Beatrix heeft een opmerkelijke band met het gebeuren. In 1974 opende zij als kroonprinses het eerste Symposion, in 2005 het tweede als koningin, en nu was zij er weer. Zij houdt van kunst en zeker van de constructivistische kunst die een dominante plaats heeft in het stadsbeeld van Gorinchem. Niet voor niets bevindt zich daar een sculptuur van Ad Dekkers dat internationaal een hoogtepunt is in het constructivisme.

Deze ontwikkeling heeft een voorgeschiedenis, waarbij 1974 een draaipunt is.
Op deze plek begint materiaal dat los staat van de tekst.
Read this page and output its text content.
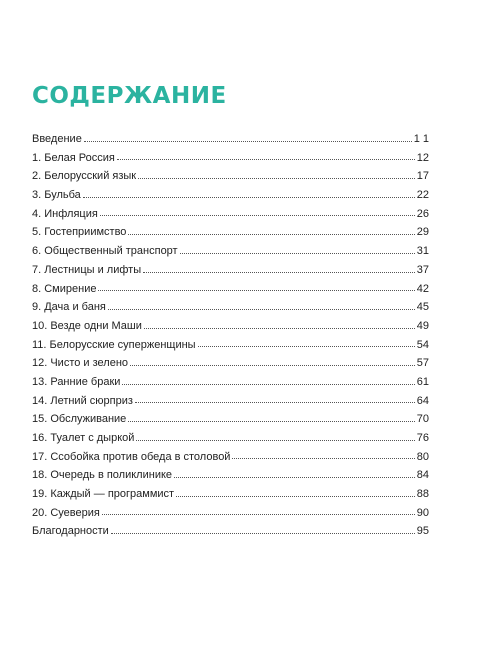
СОДЕРЖАНИЕ
Введение	1 1
1. Белая Россия	12
2. Белорусский язык	17
3. Бульба	22
4. Инфляция	26
5. Гостеприимство	29
6. Общественный транспорт	31
7. Лестницы и лифты	37
8. Смирение	42
9. Дача и баня	45
10. Везде одни Маши	49
11. Белорусские суперженщины	54
12. Чисто и зелено	57
13. Ранние браки	61
14. Летний сюрприз	64
15. Обслуживание	70
16. Туалет с дыркой	76
17. Ссобойка против обеда в столовой	80
18. Очередь в поликлинике	84
19. Каждый — программист	88
20. Суеверия	90
Благодарности	95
In de jaren zestig kreeg Gorinchem regelmatig aandacht in de media, wanneer de toenmalige burgemeester Ridder  van Rappard bizarre aanvallen deed op kunstenaars uit zijn gemeente of referaten hield over de ondergang van de beschaving. Toen hij met pensioen ging, staken kunstenaars, ondernemers, politici en betrokken burgers de koppen bij elkaar. Zij hadden er genoeg van om in de landelijke pers voor joker te staan. Daarom wilden zij een evenement organiseren waarmee zij de rest van Nederland voorbij zouden lopen. Door dat initiatief wilden zij tevens afrekenen met het dedain waarmee de stad – met name Amsterdam – naar de provincie keek. In 1962 exposeerden Jan van Munster en Ad Dekkers in kunstcentrum ’t  Venster in Rotterdam onder de titel “De Boeren”. Zelfspot met een snuifje bitterheid, maar het getuigde ook van een heilig vertrouwen in de eigen kwaliteit. Gorinchem, een stadje van 30.000 inwoners, heeft in de tweede helft van de twintigste eeuw relatief veel uitstekende kunstenaars voortgebracht.
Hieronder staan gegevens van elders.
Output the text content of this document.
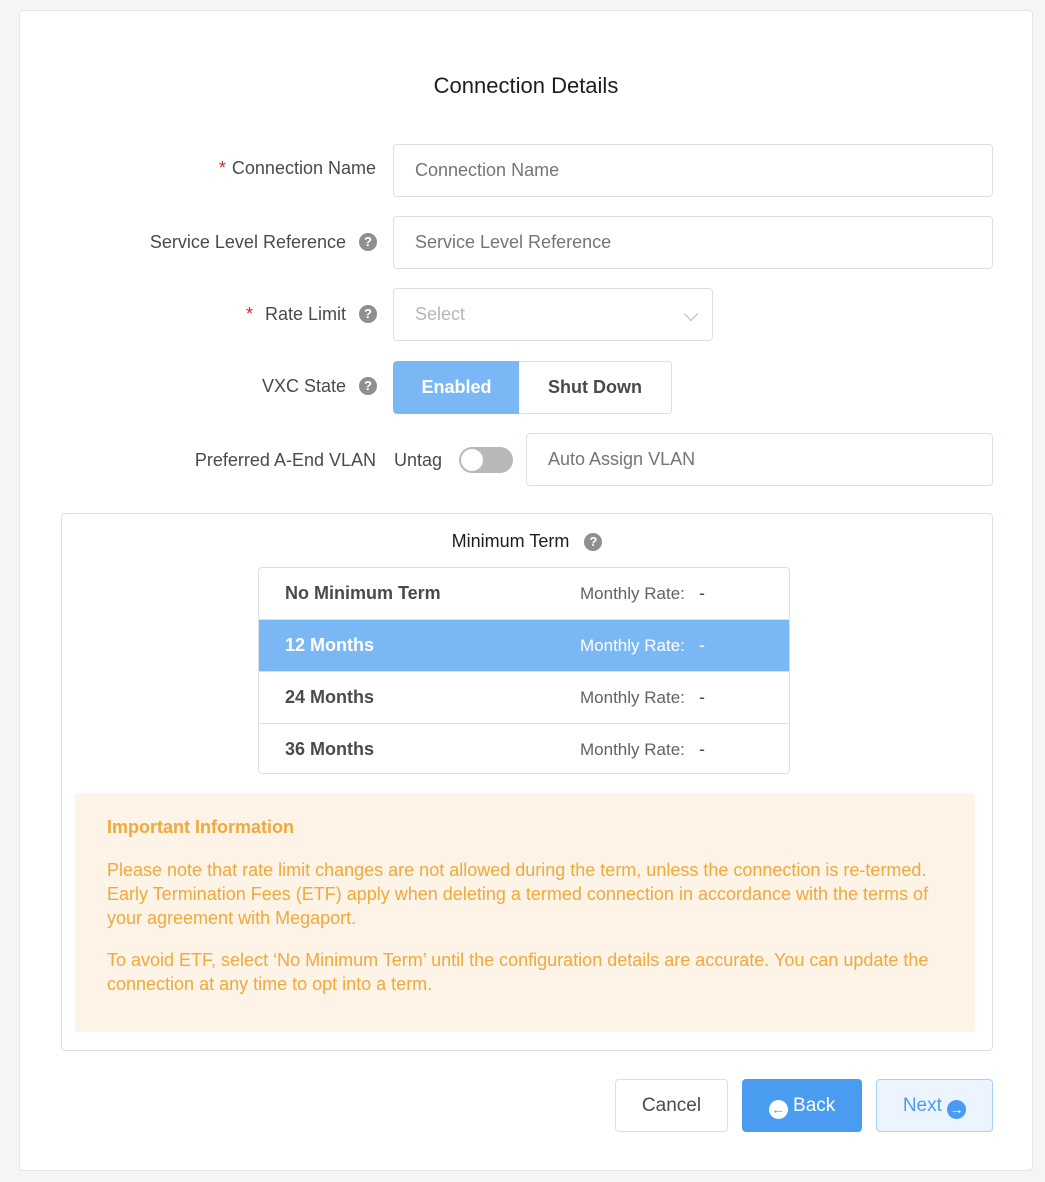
Connection Details
* Connection Name
Connection Name
Service Level Reference	?
Service Level Reference
* Rate Limit	?	Select
VXC State	?	Enabled	Shut Down
Preferred A-End VLAN Untag
Auto Assign VLAN
Minimum Term ?
No Minimum Term	Monthly Rate: -
12 Months	Monthly Rate: -
24 Months	Monthly Rate: -
36 Months	Monthly Rate: -
Important Information

Please note that rate limit changes are not allowed during the term, unless the connection is re-termed. Early Termination Fees (ETF) apply when deleting a termed connection in accordance with the terms of your agreement with Megaport.

To avoid ETF, select ‘No Minimum Term’ until the configuration details are accurate. You can update the connection at any time to opt into a term.

Cancel	← Back	Next →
Ad Dekkers: Symposion sculptuur, 1974, beton, 400 x 600 x 50 cm

Uitzonderlijk initiatief 

Ondernemers waren in 1974 nauw betrokken bij het eerste Symposion. Dat leidde tot een uitzonderlijk initiatief, in Nederland nog niet eerder vertoond. Zestien internationale kunstenaars werden uitgenodigd om een sculptuur te ontwerpen en die in fabrieken of werkplaatsen van Gorcumse bedrijven te (laten) realiseren. Veel van de kunstwerken die toen ontstonden, zijn nu niet meer weg te denken uit het stadsbeeld. Tevoren, in de tijd van Van Rappard, werd dat gedomineerd door kabouters en beelden van kleine huisdieren. Zo werd Gorinchem van een stadje van niks een stad van alles.

‘Zonder de inbreng van het bedrijfsleven was het Symposion niet van de grond gekomen’, zegt Bert van Meteren, in 1974 als prominent tijdschriftenman een van de initiatiefnemers en nu, 41 jaar later, als 86-jarige, nog steeds de centrale figuur. ‘Wij wilden destijds niet langer te boek staan als een stad van zonderlingen, maar wel iets uitzonderlijks verwezenlijken. Dat is gelukt. Mede daardoor is tussen kunst en bedrijfsleven een warme relatie ontstaan. Tot op de dag van vandaag.’

Cultuurstad

Zelf heb ik dat ervaren in 1998. Gorinchem was toen Cultuurstad van Zuid-Holland. In het kader daarvan was ik, samen met Gosse Oosterhof, curator van een grote tentoonstelling in Slot Loevestein en het Gorcums Museum. De Industriële Kring Gorinchem was hoofsponsor van die expositie. Tijdens gesprekken die ik toen had met ondernemers (‘Leg eens uit, Jan, waarom wij geld moeten steken in kunst’) werd mij duidelijk dat zij eigenlijk een nieuw Symposion wilden en hun uitleg was simpel: er is in 1974 iets gebeurd, waardoor de bevolking het decennia later doodnormaal vindt dat overal in de stad constructivistische beelden staan. Die mentaliteit en dat begrip voor kunst tref je nergens aan, meenden zij. Terecht. In Gorinchem is de liniaal een toverstaf.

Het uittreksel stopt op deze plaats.